In Negrar, in the province of Verona (Italy), is a modern monument Aeolian harp more than six metres high. It is a sound monument designed by the Italian architect Giuseppe Ferlenga which was inaugurated in November 2015 from the Sports and Cultural Group of Mazzano. The acoustic part of this tool is composed of a frame that contains a copper harmonic case. The Aeolian Harp of Negrar has six strings of different lengths and materials. If there is wind, this monumental harp produces audible sounds up to a distance of about four metres.

There are many more Aeolian harps of this size and larger in North America. In the Mimbres Valley of New Mexico, there is an Aeolian harp, titled Tempest Song, exceeding seven metres in height. Tempest Song is similar in appearance to a standard harp with 45 strings tuned to the C minor pentatonic scale and a central bearing originally from a semi-truck. It was built by Bob Griesing and Bill Neely in June and July 2000, and at the time was mistakenly declared the "World's Largest Aeolian Harp".

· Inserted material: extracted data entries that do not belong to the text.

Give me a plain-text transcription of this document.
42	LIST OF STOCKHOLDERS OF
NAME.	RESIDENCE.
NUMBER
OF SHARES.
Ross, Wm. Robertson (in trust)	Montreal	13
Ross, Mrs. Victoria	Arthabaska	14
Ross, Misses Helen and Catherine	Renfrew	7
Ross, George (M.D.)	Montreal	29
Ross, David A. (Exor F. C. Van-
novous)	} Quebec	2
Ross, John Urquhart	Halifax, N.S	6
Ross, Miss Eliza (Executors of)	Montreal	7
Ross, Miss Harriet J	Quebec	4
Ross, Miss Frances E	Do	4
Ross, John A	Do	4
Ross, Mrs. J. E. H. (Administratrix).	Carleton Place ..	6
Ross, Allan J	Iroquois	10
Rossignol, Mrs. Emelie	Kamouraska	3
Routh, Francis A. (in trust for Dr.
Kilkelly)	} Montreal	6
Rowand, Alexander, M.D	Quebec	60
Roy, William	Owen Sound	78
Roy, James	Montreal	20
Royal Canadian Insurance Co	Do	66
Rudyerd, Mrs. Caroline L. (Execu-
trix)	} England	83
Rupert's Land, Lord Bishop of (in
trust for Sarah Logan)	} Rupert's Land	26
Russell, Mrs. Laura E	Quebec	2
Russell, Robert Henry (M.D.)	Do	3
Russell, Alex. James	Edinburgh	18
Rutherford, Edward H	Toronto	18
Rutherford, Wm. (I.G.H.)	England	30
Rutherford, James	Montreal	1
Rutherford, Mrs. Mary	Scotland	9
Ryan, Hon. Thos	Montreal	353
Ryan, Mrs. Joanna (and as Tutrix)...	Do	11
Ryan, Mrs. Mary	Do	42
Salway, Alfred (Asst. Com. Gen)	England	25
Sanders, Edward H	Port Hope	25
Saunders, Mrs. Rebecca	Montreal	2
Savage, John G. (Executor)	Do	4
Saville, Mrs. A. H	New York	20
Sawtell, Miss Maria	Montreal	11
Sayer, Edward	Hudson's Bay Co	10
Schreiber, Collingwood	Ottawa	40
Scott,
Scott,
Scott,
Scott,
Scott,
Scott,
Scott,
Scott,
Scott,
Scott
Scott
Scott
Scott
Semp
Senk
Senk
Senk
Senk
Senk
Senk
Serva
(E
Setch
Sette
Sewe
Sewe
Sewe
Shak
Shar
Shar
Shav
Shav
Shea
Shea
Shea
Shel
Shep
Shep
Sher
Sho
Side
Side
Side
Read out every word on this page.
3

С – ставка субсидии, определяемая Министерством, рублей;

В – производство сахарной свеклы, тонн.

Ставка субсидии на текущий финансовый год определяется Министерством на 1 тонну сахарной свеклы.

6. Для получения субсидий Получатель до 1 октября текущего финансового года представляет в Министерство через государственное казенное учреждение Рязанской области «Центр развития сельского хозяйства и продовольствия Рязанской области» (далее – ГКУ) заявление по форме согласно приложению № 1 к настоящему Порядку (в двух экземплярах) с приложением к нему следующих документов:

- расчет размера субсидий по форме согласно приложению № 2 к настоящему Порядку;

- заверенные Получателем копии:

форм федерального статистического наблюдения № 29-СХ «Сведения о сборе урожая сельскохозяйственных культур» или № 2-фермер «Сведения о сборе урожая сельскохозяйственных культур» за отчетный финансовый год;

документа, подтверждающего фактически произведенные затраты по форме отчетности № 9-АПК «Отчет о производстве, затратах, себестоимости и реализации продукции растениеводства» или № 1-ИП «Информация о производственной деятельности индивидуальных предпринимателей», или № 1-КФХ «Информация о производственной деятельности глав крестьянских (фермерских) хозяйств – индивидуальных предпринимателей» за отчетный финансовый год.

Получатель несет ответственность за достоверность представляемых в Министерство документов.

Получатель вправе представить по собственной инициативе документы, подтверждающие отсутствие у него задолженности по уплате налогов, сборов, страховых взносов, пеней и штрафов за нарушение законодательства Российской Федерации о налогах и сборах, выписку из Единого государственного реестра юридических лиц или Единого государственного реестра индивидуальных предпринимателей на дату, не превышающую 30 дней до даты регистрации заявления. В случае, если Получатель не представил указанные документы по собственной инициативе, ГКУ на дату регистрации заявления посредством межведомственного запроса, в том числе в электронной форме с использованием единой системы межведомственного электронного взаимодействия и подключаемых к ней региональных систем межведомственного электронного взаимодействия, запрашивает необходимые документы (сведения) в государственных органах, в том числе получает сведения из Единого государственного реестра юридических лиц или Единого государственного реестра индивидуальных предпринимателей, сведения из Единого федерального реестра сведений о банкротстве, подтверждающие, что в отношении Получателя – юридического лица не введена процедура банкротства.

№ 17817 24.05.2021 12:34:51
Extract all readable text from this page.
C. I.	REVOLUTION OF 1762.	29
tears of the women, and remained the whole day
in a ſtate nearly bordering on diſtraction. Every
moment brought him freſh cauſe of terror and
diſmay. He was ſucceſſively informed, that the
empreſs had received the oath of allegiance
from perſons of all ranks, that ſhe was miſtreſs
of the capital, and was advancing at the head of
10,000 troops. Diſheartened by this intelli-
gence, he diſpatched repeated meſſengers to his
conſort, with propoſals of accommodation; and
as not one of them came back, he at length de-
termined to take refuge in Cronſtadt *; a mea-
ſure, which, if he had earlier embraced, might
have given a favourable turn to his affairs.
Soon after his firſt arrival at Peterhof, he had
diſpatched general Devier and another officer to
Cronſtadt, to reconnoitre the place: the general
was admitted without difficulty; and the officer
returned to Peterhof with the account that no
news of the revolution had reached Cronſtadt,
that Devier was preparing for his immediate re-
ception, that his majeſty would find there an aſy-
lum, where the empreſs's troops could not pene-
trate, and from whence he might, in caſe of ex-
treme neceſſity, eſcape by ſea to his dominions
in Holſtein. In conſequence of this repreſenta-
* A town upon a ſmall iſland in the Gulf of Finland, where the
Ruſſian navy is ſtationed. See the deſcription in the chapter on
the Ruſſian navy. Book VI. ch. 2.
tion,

An even larger Aeolian harp, measuring eight metres tall, can be found at the Exploratorium, a museum in San Francisco. This harp was built in 1976 by Douglas Hollis, a local artist. Its volume is amplified by two metal disks placed on one side of it. In addition, a natural wind tunnel ensures that enough wind passes over the harp's seven high-pitched strings.

In Sydney, Nova Scotia, on Cape Breton is an even larger 18-metre-tall, 10 ton steel Aeolian harp which doubles as the world's largest fiddle. It was erected to honour the fiddling traditions and folk music of the region's Celtic population. This fiddle, unveiled in 2005, is titled Fidhael Mhor a' Ceilidh, or, in English, "Big Fiddle of the Ceilidh", "Ceilidh" roughly translating from Gaelic into "visit." This fiddle is so large it can be seen by ships coming into harbour on the island.

The largest Aeolian harp in the world is the Lucia and Aristides Demetrios Wind Harp in South San Francisco, which stands at 28 metres tall. This Aeolian harp is located a little over 74 metres above sea level, which means it always receives a suitable breeze and that it comes with a panoramic view of South San Francisco and some of the Bay. The instrument, which resembles a set of steel beams connected by curved grates, is visible throughout much of the city.